The Warkworth hermitage in Northumberland was made famous by Bishop
Percy's ballad.

In "Rambles in Northumberland and on the Scottish Border," 1835, it is thus described. "The hermitage of Warkworth is situated on the north bank of the Coquet, and about a mile from the castle. Leaving the castle yard and passing round the exterior of the keep, a footpath leads down the declivity on the north side of the river. Entering a boat and rowing a short distance along the river, the visitor is landed at the foot of a pleasant walk which leads directly to the Hermitage. This secluded retreat consists of three small apartments, hollowed out of the freestone cliff which overlooks the river. An ascent of seventeen steps leads to the entrance of the outer and principal apartment, which is about eighteen feet long, its width being seven feet and a half, and its height nearly the same. Above the doorway are the remains of some letters now illegible, but which are supposed when perfect to have expressed, from the Latin version of the Psalms, the words: Fuerint mihi lacrymæ meæ panes die ac nocte. The roof is chiselled in imitation of a groin, formed by two intersecting arches; and at the east end, where the floor is raised two steps, is an altar occupying the whole width of the apartment. In the centre, immediately above the altar, is a niche in which there has probably stood a figure either of Christ or of the Virgin.
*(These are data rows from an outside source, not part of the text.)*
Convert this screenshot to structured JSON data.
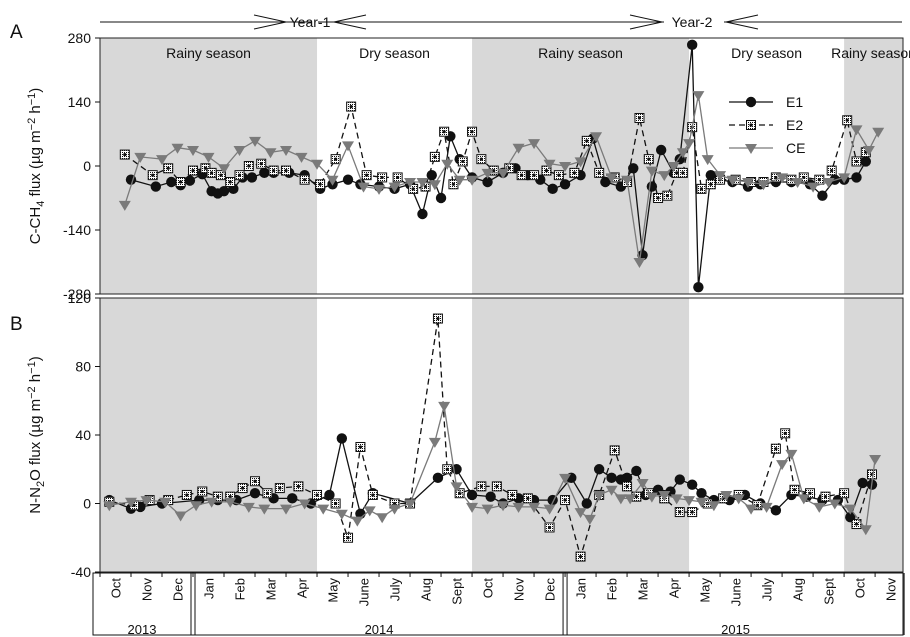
{
  "colors": {
    "rainy_bg": "#d8d8d8",
    "E1": "#111111",
    "E2": "#111111",
    "CE": "#7a7a7a",
    "frame": "#222222"
  },
  "header": {
    "year1": "Year-1",
    "year2": "Year-2"
  },
  "seasons": [
    {
      "label": "Rainy season",
      "kind": "rainy",
      "from": 0,
      "to": 7
    },
    {
      "label": "Dry season",
      "kind": "dry",
      "from": 7,
      "to": 12
    },
    {
      "label": "Rainy season",
      "kind": "rainy",
      "from": 12,
      "to": 19
    },
    {
      "label": "Dry season",
      "kind": "dry",
      "from": 19,
      "to": 24
    },
    {
      "label": "Rainy season",
      "kind": "rainy",
      "from": 24,
      "to": 25.9
    }
  ],
  "chart_data": [
    {
      "type": "line",
      "panel_letter": "A",
      "ylabel": "C-CH4 flux (µg m⁻² h⁻¹)",
      "ylabel_parts": {
        "pre": "C-CH",
        "sub": "4",
        "post": " flux (µg m",
        "sup1": "−2",
        "mid": " h",
        "sup2": "−1",
        "end": ")"
      },
      "ylim": [
        -280,
        280
      ],
      "yticks": [
        -280,
        -140,
        0,
        140,
        280
      ],
      "legend": {
        "placement": "top-right",
        "entries": [
          "E1",
          "E2",
          "CE"
        ]
      },
      "x_unit": "month index (0 = 1 Oct 2013)",
      "series": [
        {
          "name": "E1",
          "marker": "circle",
          "line": "solid",
          "x": [
            1.0,
            1.8,
            2.3,
            2.6,
            2.9,
            3.3,
            3.6,
            3.8,
            4.0,
            4.3,
            4.6,
            4.9,
            5.3,
            5.6,
            6.1,
            6.6,
            7.1,
            7.5,
            8.0,
            8.4,
            9.0,
            9.5,
            10.0,
            10.4,
            10.7,
            11.0,
            11.3,
            11.6,
            12.0,
            12.5,
            13.0,
            13.4,
            13.8,
            14.2,
            14.6,
            15.0,
            15.5,
            15.9,
            16.3,
            16.8,
            17.2,
            17.5,
            17.8,
            18.1,
            18.5,
            18.7,
            19.1,
            19.3,
            19.7,
            20.0,
            20.4,
            20.9,
            21.3,
            21.8,
            22.3,
            22.9,
            23.3,
            23.7,
            24.0,
            24.4,
            24.7
          ],
          "y": [
            -30,
            -45,
            -35,
            -42,
            -32,
            -18,
            -55,
            -60,
            -55,
            -50,
            -25,
            -25,
            -15,
            -15,
            -15,
            -20,
            -50,
            -40,
            -30,
            -40,
            -45,
            -50,
            -40,
            -105,
            -20,
            -70,
            65,
            15,
            -25,
            -35,
            -15,
            -5,
            -20,
            -30,
            -50,
            -40,
            -20,
            60,
            -35,
            -45,
            -5,
            -195,
            -45,
            35,
            -15,
            15,
            265,
            -265,
            -20,
            -30,
            -35,
            -45,
            -40,
            -35,
            -35,
            -40,
            -65,
            -30,
            -30,
            -25,
            10
          ]
        },
        {
          "name": "E2",
          "marker": "dotted-square",
          "line": "dashed",
          "x": [
            0.8,
            1.7,
            2.2,
            2.6,
            3.0,
            3.4,
            3.6,
            3.9,
            4.2,
            4.5,
            4.8,
            5.2,
            5.6,
            6.0,
            6.6,
            7.1,
            7.6,
            8.1,
            8.6,
            9.1,
            9.6,
            10.1,
            10.5,
            10.8,
            11.1,
            11.4,
            11.7,
            12.0,
            12.3,
            12.7,
            13.2,
            13.6,
            14.0,
            14.4,
            14.8,
            15.3,
            15.7,
            16.1,
            16.6,
            17.0,
            17.4,
            17.7,
            18.0,
            18.3,
            18.6,
            18.8,
            19.1,
            19.4,
            19.7,
            20.0,
            20.5,
            21.0,
            21.4,
            21.8,
            22.3,
            22.7,
            23.2,
            23.6,
            24.1,
            24.4,
            24.7
          ],
          "y": [
            25,
            -20,
            -5,
            -35,
            -10,
            -5,
            -15,
            -20,
            -35,
            -20,
            0,
            5,
            -10,
            -10,
            -30,
            -40,
            15,
            130,
            -20,
            -25,
            -25,
            -50,
            -45,
            20,
            75,
            -40,
            10,
            75,
            15,
            -10,
            -5,
            -20,
            -20,
            -10,
            -20,
            -15,
            55,
            -15,
            -25,
            -35,
            105,
            15,
            -70,
            -65,
            -15,
            -15,
            85,
            -50,
            -40,
            -30,
            -30,
            -35,
            -35,
            -25,
            -30,
            -25,
            -30,
            -10,
            100,
            10,
            30
          ]
        },
        {
          "name": "CE",
          "marker": "triangle-down",
          "line": "solid",
          "x": [
            0.8,
            1.3,
            2.0,
            2.5,
            3.0,
            3.5,
            4.0,
            4.5,
            5.0,
            5.5,
            6.0,
            6.5,
            7.0,
            7.5,
            8.0,
            8.5,
            9.0,
            9.5,
            10.0,
            10.4,
            10.8,
            11.2,
            11.6,
            12.0,
            12.5,
            13.0,
            13.5,
            14.0,
            14.5,
            15.0,
            15.5,
            16.0,
            16.5,
            17.0,
            17.4,
            17.8,
            18.2,
            18.5,
            18.8,
            19.0,
            19.3,
            19.6,
            20.0,
            20.4,
            20.9,
            21.4,
            22.0,
            22.5,
            23.0,
            23.5,
            24.0,
            24.4,
            24.8,
            25.1
          ],
          "y": [
            -85,
            20,
            15,
            40,
            35,
            20,
            -5,
            35,
            55,
            30,
            35,
            20,
            5,
            -30,
            45,
            -45,
            -50,
            -45,
            -35,
            -35,
            -40,
            5,
            -30,
            -30,
            -15,
            -15,
            40,
            50,
            5,
            0,
            10,
            65,
            -25,
            -30,
            -210,
            -10,
            -20,
            0,
            30,
            50,
            155,
            15,
            -20,
            -30,
            -35,
            -40,
            -25,
            -35,
            -45,
            -35,
            -25,
            80,
            35,
            75
          ]
        }
      ]
    },
    {
      "type": "line",
      "panel_letter": "B",
      "ylabel": "N-N2O flux (µg m⁻² h⁻¹)",
      "ylabel_parts": {
        "pre": "N-N",
        "sub": "2",
        "post": "O flux (µg m",
        "sup1": "−2",
        "mid": " h",
        "sup2": "−1",
        "end": ")"
      },
      "ylim": [
        -40,
        120
      ],
      "yticks": [
        -40,
        0,
        40,
        80,
        120
      ],
      "xlabel_months": [
        "Oct",
        "Nov",
        "Dec",
        "Jan",
        "Feb",
        "Mar",
        "Apr",
        "May",
        "June",
        "July",
        "Aug",
        "Sept",
        "Oct",
        "Nov",
        "Dec",
        "Jan",
        "Feb",
        "Mar",
        "Apr",
        "May",
        "June",
        "July",
        "Aug",
        "Sept",
        "Oct",
        "Nov"
      ],
      "xlabel_years": [
        {
          "label": "2013",
          "from": 0,
          "to": 3
        },
        {
          "label": "2014",
          "from": 3,
          "to": 15
        },
        {
          "label": "2015",
          "from": 15,
          "to": 26
        }
      ],
      "x_unit": "month index (0 = 1 Oct 2013)",
      "series": [
        {
          "name": "E1",
          "marker": "circle",
          "line": "solid",
          "x": [
            0.3,
            1.0,
            1.3,
            2.0,
            3.2,
            3.8,
            4.4,
            5.0,
            5.6,
            6.2,
            6.8,
            7.4,
            7.8,
            8.4,
            8.8,
            10.0,
            10.9,
            11.5,
            12.0,
            12.6,
            13.0,
            13.5,
            14.0,
            14.6,
            15.2,
            15.7,
            16.1,
            16.5,
            16.8,
            17.0,
            17.3,
            17.6,
            18.0,
            18.4,
            18.7,
            19.1,
            19.4,
            19.8,
            20.3,
            20.8,
            21.3,
            21.8,
            22.3,
            22.8,
            23.3,
            23.8,
            24.2,
            24.6,
            24.9
          ],
          "y": [
            2,
            -3,
            -2,
            0,
            2,
            2,
            2,
            6,
            3,
            3,
            0,
            5,
            38,
            -6,
            6,
            0,
            15,
            20,
            5,
            4,
            0,
            3,
            2,
            2,
            15,
            0,
            20,
            15,
            14,
            15,
            19,
            5,
            8,
            7,
            14,
            11,
            6,
            2,
            2,
            5,
            0,
            -4,
            5,
            4,
            2,
            2,
            -8,
            12,
            11
          ]
        },
        {
          "name": "E2",
          "marker": "dotted-square",
          "line": "dashed",
          "x": [
            0.3,
            1.1,
            1.6,
            2.2,
            2.8,
            3.3,
            3.8,
            4.2,
            4.6,
            5.0,
            5.4,
            5.8,
            6.4,
            7.0,
            7.6,
            8.0,
            8.4,
            8.8,
            9.5,
            10.0,
            10.9,
            11.2,
            11.6,
            12.3,
            12.8,
            13.3,
            13.8,
            14.5,
            15.0,
            15.5,
            16.1,
            16.6,
            17.0,
            17.3,
            17.7,
            18.2,
            18.7,
            19.1,
            19.6,
            20.1,
            20.6,
            21.2,
            21.8,
            22.1,
            22.4,
            22.9,
            23.4,
            24.0,
            24.4,
            24.9
          ],
          "y": [
            1,
            -1,
            2,
            2,
            5,
            7,
            4,
            4,
            9,
            13,
            6,
            9,
            10,
            5,
            0,
            -20,
            33,
            5,
            0,
            0,
            108,
            20,
            6,
            10,
            10,
            5,
            3,
            -14,
            2,
            -31,
            5,
            31,
            10,
            4,
            6,
            3,
            -5,
            -5,
            0,
            3,
            5,
            -1,
            32,
            41,
            8,
            6,
            4,
            6,
            -12,
            17
          ]
        },
        {
          "name": "CE",
          "marker": "triangle-down",
          "line": "solid",
          "x": [
            0.3,
            1.0,
            1.5,
            2.1,
            2.6,
            3.1,
            3.6,
            4.2,
            4.8,
            5.3,
            6.0,
            6.6,
            7.2,
            7.8,
            8.3,
            8.7,
            9.1,
            9.5,
            10.0,
            10.8,
            11.1,
            11.5,
            12.0,
            12.5,
            13.0,
            13.5,
            14.0,
            14.5,
            15.0,
            15.5,
            15.8,
            16.1,
            16.5,
            16.8,
            17.1,
            17.5,
            17.8,
            18.2,
            18.6,
            19.0,
            19.4,
            19.8,
            20.2,
            20.6,
            21.0,
            21.5,
            22.0,
            22.3,
            22.7,
            23.2,
            23.7,
            24.2,
            24.7,
            25.0
          ],
          "y": [
            -1,
            1,
            2,
            1,
            -7,
            -1,
            1,
            1,
            -2,
            -3,
            -3,
            0,
            -3,
            -6,
            -10,
            -4,
            -8,
            -3,
            0,
            36,
            57,
            10,
            -2,
            -3,
            -1,
            -2,
            -2,
            -3,
            15,
            -5,
            -9,
            5,
            8,
            3,
            3,
            12,
            4,
            5,
            3,
            2,
            1,
            -1,
            5,
            3,
            -3,
            -2,
            23,
            29,
            3,
            -2,
            0,
            -3,
            -15,
            26
          ]
        }
      ]
    }
  ]
}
"Near the altar, on the south side, there is carved in the wall a monumental figure of a recumbent female. In a niche near the foot of the monument is the figure of a man, conjectured to be that of the first hermit, on his knees, with his head resting on his right hand, and his left placed upon his breast. On the wall, on the same side, is cut a basin for the reception of holy water; and between the principal figure and the door are two small windows. At the west end is a third small window, in the form of a quatrefoil.
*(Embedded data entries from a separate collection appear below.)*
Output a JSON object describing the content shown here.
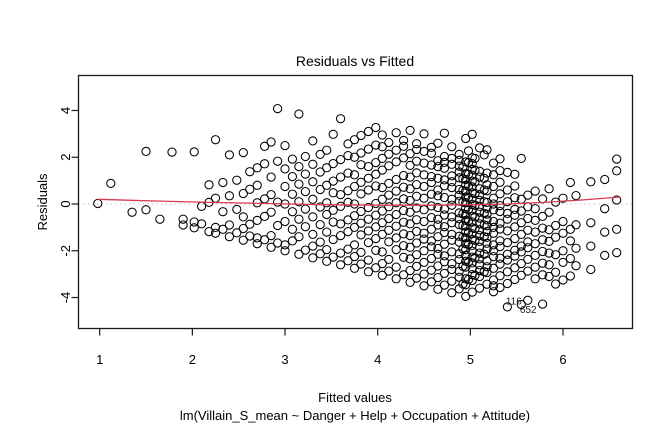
{
  "chart_data": {
    "type": "scatter",
    "title": "Residuals vs Fitted",
    "xlabel": "Fitted values",
    "sublabel": "lm(Villain_S_mean ~ Danger + Help + Occupation + Attitude)",
    "ylabel": "Residuals",
    "xticks": [
      "1",
      "2",
      "3",
      "4",
      "5",
      "6"
    ],
    "xtick_values": [
      1,
      2,
      3,
      4,
      5,
      6
    ],
    "yticks": [
      "4",
      "2",
      "0",
      "-2",
      "-4"
    ],
    "ytick_values": [
      4,
      2,
      0,
      -2,
      -4
    ],
    "xlim": [
      0.76,
      6.75
    ],
    "ylim": [
      -5.3,
      5.5
    ],
    "grid": "off",
    "legend": "none",
    "marker": "open-circle",
    "point_color": "#000000",
    "smoother_color": "#d63a52",
    "zero_line_color": "#b5b5b5",
    "zero_line_value": 0,
    "residual_rule": "residual = y_obs - fitted; each stripe lists observed values y_obs at one fitted value f",
    "smoother": [
      [
        0.98,
        0.2
      ],
      [
        1.6,
        0.13
      ],
      [
        2.2,
        0.07
      ],
      [
        2.8,
        0.02
      ],
      [
        3.4,
        -0.03
      ],
      [
        4.0,
        -0.05
      ],
      [
        4.6,
        -0.05
      ],
      [
        5.0,
        -0.03
      ],
      [
        5.4,
        0.0
      ],
      [
        5.8,
        0.07
      ],
      [
        6.2,
        0.17
      ],
      [
        6.62,
        0.3
      ]
    ],
    "labeled_points": [
      {
        "label": "116",
        "f": 5.62,
        "y_obs": 1.5
      },
      {
        "label": "652",
        "f": 5.78,
        "y_obs": 1.5
      }
    ],
    "stripes": [
      {
        "f": 0.98,
        "y": [
          1.0
        ]
      },
      {
        "f": 1.12,
        "y": [
          2.0
        ]
      },
      {
        "f": 1.35,
        "y": [
          1.0
        ]
      },
      {
        "f": 1.5,
        "y": [
          1.25,
          3.75
        ]
      },
      {
        "f": 1.65,
        "y": [
          1.0
        ]
      },
      {
        "f": 1.78,
        "y": [
          4.0
        ]
      },
      {
        "f": 1.9,
        "y": [
          1.0,
          1.25
        ]
      },
      {
        "f": 2.02,
        "y": [
          1.0,
          1.25,
          4.25
        ]
      },
      {
        "f": 2.1,
        "y": [
          1.25,
          2.0
        ]
      },
      {
        "f": 2.18,
        "y": [
          1.0,
          2.25,
          3.0
        ]
      },
      {
        "f": 2.25,
        "y": [
          1.0,
          1.25,
          2.5,
          5.0
        ]
      },
      {
        "f": 2.33,
        "y": [
          1.25,
          2.0,
          3.25
        ]
      },
      {
        "f": 2.4,
        "y": [
          1.0,
          1.5,
          2.75,
          4.5
        ]
      },
      {
        "f": 2.48,
        "y": [
          1.25,
          2.25,
          3.5
        ]
      },
      {
        "f": 2.55,
        "y": [
          1.0,
          1.5,
          2.0,
          3.0,
          4.75
        ]
      },
      {
        "f": 2.62,
        "y": [
          1.25,
          1.75,
          3.25,
          4.0
        ]
      },
      {
        "f": 2.7,
        "y": [
          1.0,
          1.25,
          2.0,
          2.75,
          3.5,
          4.25
        ]
      },
      {
        "f": 2.78,
        "y": [
          1.25,
          2.25,
          3.0,
          4.5,
          5.25
        ]
      },
      {
        "f": 2.85,
        "y": [
          1.0,
          1.5,
          2.5,
          3.25,
          4.0,
          5.5
        ]
      },
      {
        "f": 2.92,
        "y": [
          1.25,
          2.0,
          3.0,
          4.75,
          7.0
        ]
      },
      {
        "f": 3.0,
        "y": [
          1.0,
          1.25,
          2.25,
          3.0,
          3.75,
          4.5,
          5.5
        ]
      },
      {
        "f": 3.08,
        "y": [
          1.5,
          2.0,
          2.75,
          3.5,
          4.25,
          5.0
        ]
      },
      {
        "f": 3.15,
        "y": [
          1.0,
          1.75,
          2.5,
          3.25,
          4.0,
          4.75,
          7.0
        ]
      },
      {
        "f": 3.22,
        "y": [
          1.25,
          2.25,
          3.0,
          3.75,
          4.5,
          5.25
        ]
      },
      {
        "f": 3.3,
        "y": [
          1.0,
          1.5,
          2.0,
          2.75,
          3.5,
          4.25,
          5.0,
          6.0
        ]
      },
      {
        "f": 3.38,
        "y": [
          1.25,
          1.75,
          2.5,
          3.25,
          4.0,
          4.75,
          5.5
        ]
      },
      {
        "f": 3.45,
        "y": [
          1.0,
          1.5,
          2.25,
          3.0,
          3.5,
          4.25,
          5.0,
          5.75
        ]
      },
      {
        "f": 3.52,
        "y": [
          1.25,
          2.0,
          2.75,
          3.25,
          4.0,
          4.5,
          5.25,
          6.5
        ]
      },
      {
        "f": 3.6,
        "y": [
          1.0,
          1.5,
          2.25,
          2.75,
          3.5,
          4.0,
          4.75,
          5.5,
          7.25
        ]
      },
      {
        "f": 3.68,
        "y": [
          1.25,
          1.75,
          2.5,
          3.0,
          3.75,
          4.25,
          5.0,
          5.75,
          6.25
        ]
      },
      {
        "f": 3.75,
        "y": [
          1.0,
          1.5,
          2.0,
          2.75,
          3.25,
          3.75,
          4.5,
          5.0,
          5.75,
          6.5
        ]
      },
      {
        "f": 3.82,
        "y": [
          1.25,
          1.75,
          2.5,
          3.0,
          3.5,
          4.25,
          4.75,
          5.5,
          6.0,
          6.75
        ]
      },
      {
        "f": 3.9,
        "y": [
          1.0,
          1.5,
          2.25,
          2.75,
          3.25,
          3.75,
          4.5,
          5.0,
          5.5,
          6.25,
          7.0
        ]
      },
      {
        "f": 3.98,
        "y": [
          1.25,
          2.0,
          2.5,
          3.0,
          3.5,
          4.0,
          4.75,
          5.25,
          5.75,
          6.5,
          7.25
        ]
      },
      {
        "f": 4.05,
        "y": [
          1.0,
          1.5,
          2.0,
          2.75,
          3.25,
          3.75,
          4.25,
          4.75,
          5.5,
          6.0,
          6.5,
          7.0
        ]
      },
      {
        "f": 4.12,
        "y": [
          1.25,
          1.75,
          2.5,
          3.0,
          3.5,
          4.0,
          4.5,
          5.0,
          5.75,
          6.25,
          6.75
        ]
      },
      {
        "f": 4.2,
        "y": [
          1.0,
          1.5,
          2.25,
          2.75,
          3.25,
          3.75,
          4.25,
          4.75,
          5.25,
          6.0,
          6.5,
          7.25
        ]
      },
      {
        "f": 4.28,
        "y": [
          1.25,
          2.0,
          2.5,
          3.0,
          3.5,
          4.0,
          4.5,
          5.0,
          5.5,
          6.25,
          6.75,
          7.0
        ]
      },
      {
        "f": 4.35,
        "y": [
          1.0,
          1.5,
          2.0,
          2.5,
          3.0,
          3.5,
          4.0,
          4.5,
          5.0,
          5.5,
          6.0,
          6.5,
          7.5
        ]
      },
      {
        "f": 4.42,
        "y": [
          1.25,
          1.75,
          2.25,
          2.75,
          3.25,
          3.75,
          4.25,
          4.75,
          5.25,
          5.75,
          6.25,
          6.75,
          7.0
        ]
      },
      {
        "f": 4.5,
        "y": [
          1.0,
          1.5,
          2.0,
          2.5,
          3.0,
          3.25,
          3.75,
          4.25,
          4.75,
          5.25,
          5.75,
          6.25,
          6.75,
          7.5
        ]
      },
      {
        "f": 4.58,
        "y": [
          1.25,
          1.75,
          2.25,
          2.75,
          3.0,
          3.5,
          4.0,
          4.5,
          5.0,
          5.5,
          5.75,
          6.25,
          6.75,
          7.0
        ]
      },
      {
        "f": 4.65,
        "y": [
          1.0,
          1.5,
          2.0,
          2.5,
          2.75,
          3.25,
          3.75,
          4.0,
          4.5,
          5.0,
          5.25,
          5.75,
          6.25,
          6.5,
          7.25
        ]
      },
      {
        "f": 4.72,
        "y": [
          1.25,
          1.75,
          2.25,
          2.5,
          3.0,
          3.5,
          3.75,
          4.25,
          4.5,
          5.0,
          5.5,
          5.75,
          6.25,
          6.5,
          6.75,
          7.75
        ]
      },
      {
        "f": 4.8,
        "y": [
          1.0,
          1.5,
          2.0,
          2.25,
          2.75,
          3.25,
          3.5,
          4.0,
          4.25,
          4.75,
          5.0,
          5.5,
          5.75,
          6.0,
          6.5,
          6.75,
          7.25
        ]
      },
      {
        "f": 4.88,
        "y": [
          1.25,
          1.75,
          2.0,
          2.5,
          2.75,
          3.25,
          3.5,
          4.0,
          4.25,
          4.5,
          5.0,
          5.25,
          5.5,
          6.0,
          6.25,
          6.5,
          6.75,
          7.0
        ]
      },
      {
        "f": 4.92,
        "y": [
          1.5,
          2.25,
          3.0,
          3.5,
          4.0,
          4.5,
          5.0,
          5.5,
          6.0,
          6.5
        ]
      },
      {
        "f": 4.95,
        "y": [
          1.0,
          1.5,
          1.75,
          2.25,
          2.5,
          2.75,
          3.0,
          3.25,
          3.5,
          3.75,
          4.0,
          4.25,
          4.5,
          4.75,
          5.0,
          5.25,
          5.5,
          5.75,
          6.0,
          6.25,
          6.75,
          7.75
        ]
      },
      {
        "f": 4.98,
        "y": [
          1.75,
          2.5,
          3.25,
          3.75,
          4.25,
          4.75,
          5.25,
          5.75,
          6.25,
          6.75,
          7.25
        ]
      },
      {
        "f": 5.02,
        "y": [
          1.25,
          1.75,
          2.0,
          2.25,
          2.5,
          2.75,
          3.0,
          3.25,
          3.5,
          3.75,
          4.0,
          4.25,
          4.5,
          4.75,
          5.0,
          5.25,
          5.5,
          5.75,
          6.0,
          6.25,
          6.5,
          6.75,
          7.0,
          8.0
        ]
      },
      {
        "f": 5.05,
        "y": [
          2.0,
          2.75,
          3.5,
          4.0,
          4.5,
          5.0,
          5.5,
          6.0,
          6.5,
          7.0
        ]
      },
      {
        "f": 5.1,
        "y": [
          1.5,
          2.0,
          2.25,
          2.5,
          2.75,
          3.0,
          3.25,
          3.5,
          3.75,
          4.0,
          4.25,
          4.5,
          4.75,
          5.0,
          5.25,
          5.5,
          5.75,
          6.25,
          6.5,
          7.5
        ]
      },
      {
        "f": 5.15,
        "y": [
          2.25,
          3.0,
          3.75,
          4.25,
          4.75,
          5.25,
          5.75,
          6.25,
          7.25
        ]
      },
      {
        "f": 5.18,
        "y": [
          1.75,
          2.25,
          2.5,
          2.75,
          3.25,
          3.5,
          3.75,
          4.0,
          4.25,
          4.5,
          4.75,
          5.0,
          5.25,
          5.75,
          6.0,
          6.5,
          7.5
        ]
      },
      {
        "f": 5.25,
        "y": [
          1.5,
          1.75,
          2.0,
          2.5,
          3.0,
          3.25,
          3.5,
          4.0,
          4.25,
          4.5,
          5.0,
          5.25,
          5.5,
          6.0,
          6.5,
          7.0
        ]
      },
      {
        "f": 5.32,
        "y": [
          1.75,
          2.25,
          2.75,
          3.0,
          3.5,
          3.75,
          4.25,
          4.5,
          5.0,
          5.25,
          5.75,
          6.25,
          6.75,
          7.25
        ]
      },
      {
        "f": 5.4,
        "y": [
          1.0,
          2.0,
          2.5,
          3.0,
          3.25,
          3.75,
          4.25,
          4.75,
          5.0,
          5.5,
          6.0,
          6.75
        ]
      },
      {
        "f": 5.48,
        "y": [
          2.25,
          2.75,
          3.25,
          3.5,
          4.0,
          4.5,
          5.0,
          5.25,
          5.75,
          6.25,
          6.75
        ]
      },
      {
        "f": 5.55,
        "y": [
          1.25,
          2.5,
          3.0,
          3.5,
          3.75,
          4.25,
          4.75,
          5.25,
          5.75,
          7.5
        ]
      },
      {
        "f": 5.62,
        "y": [
          2.75,
          3.25,
          3.75,
          4.0,
          4.5,
          5.0,
          5.5,
          6.0
        ]
      },
      {
        "f": 5.7,
        "y": [
          2.5,
          3.0,
          3.5,
          4.0,
          4.5,
          5.0,
          5.5,
          6.25
        ]
      },
      {
        "f": 5.78,
        "y": [
          2.75,
          3.25,
          3.75,
          4.25,
          4.75,
          5.25,
          6.0
        ]
      },
      {
        "f": 5.85,
        "y": [
          2.75,
          3.25,
          3.75,
          4.25,
          4.75,
          5.5,
          6.5
        ]
      },
      {
        "f": 5.92,
        "y": [
          2.5,
          3.0,
          3.75,
          4.5,
          5.0,
          6.0
        ]
      },
      {
        "f": 6.0,
        "y": [
          2.75,
          3.5,
          4.0,
          4.75,
          5.25,
          6.25
        ]
      },
      {
        "f": 6.08,
        "y": [
          3.0,
          3.75,
          4.5,
          5.0,
          7.0
        ]
      },
      {
        "f": 6.14,
        "y": [
          3.5,
          4.25,
          5.25,
          6.5
        ]
      },
      {
        "f": 6.3,
        "y": [
          3.5,
          4.5,
          5.5,
          7.25
        ]
      },
      {
        "f": 6.45,
        "y": [
          4.25,
          5.25,
          6.25,
          7.5
        ]
      },
      {
        "f": 6.58,
        "y": [
          4.5,
          5.5,
          6.75,
          8.0,
          8.5
        ]
      }
    ]
  }
}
"From this apartment, which appears to have been the hermit's chapel, a doorway opens into the corner one, about five feet wide, and having also an altar at the east end, with a basin for holy water cut in the wall. In the north wall of this inner chamber an arched recess is cut, the base of which is of sufficient length and breadth to admit a middle-sized man reclining. An opening, cut slantwise through the wall dividing the chamber, allows a person lying in this recess to see the monument in the chapel. In the same wall there is rather an elegantly- formed window, which admits the light from the outer apartment. To the north of the inner chamber is a third excavation, much smaller than the other two, which led to an outer gallery to the west, commanding a view of the river. This gallery, which has been much injured by the fall of a part of the cliff, is said to have been arched like a cloister. After returning from these dimly-lighted cells to open day, and passing through a stone archway, a flight of steps cut in the side of the rock leads to the hermit's garden at the top."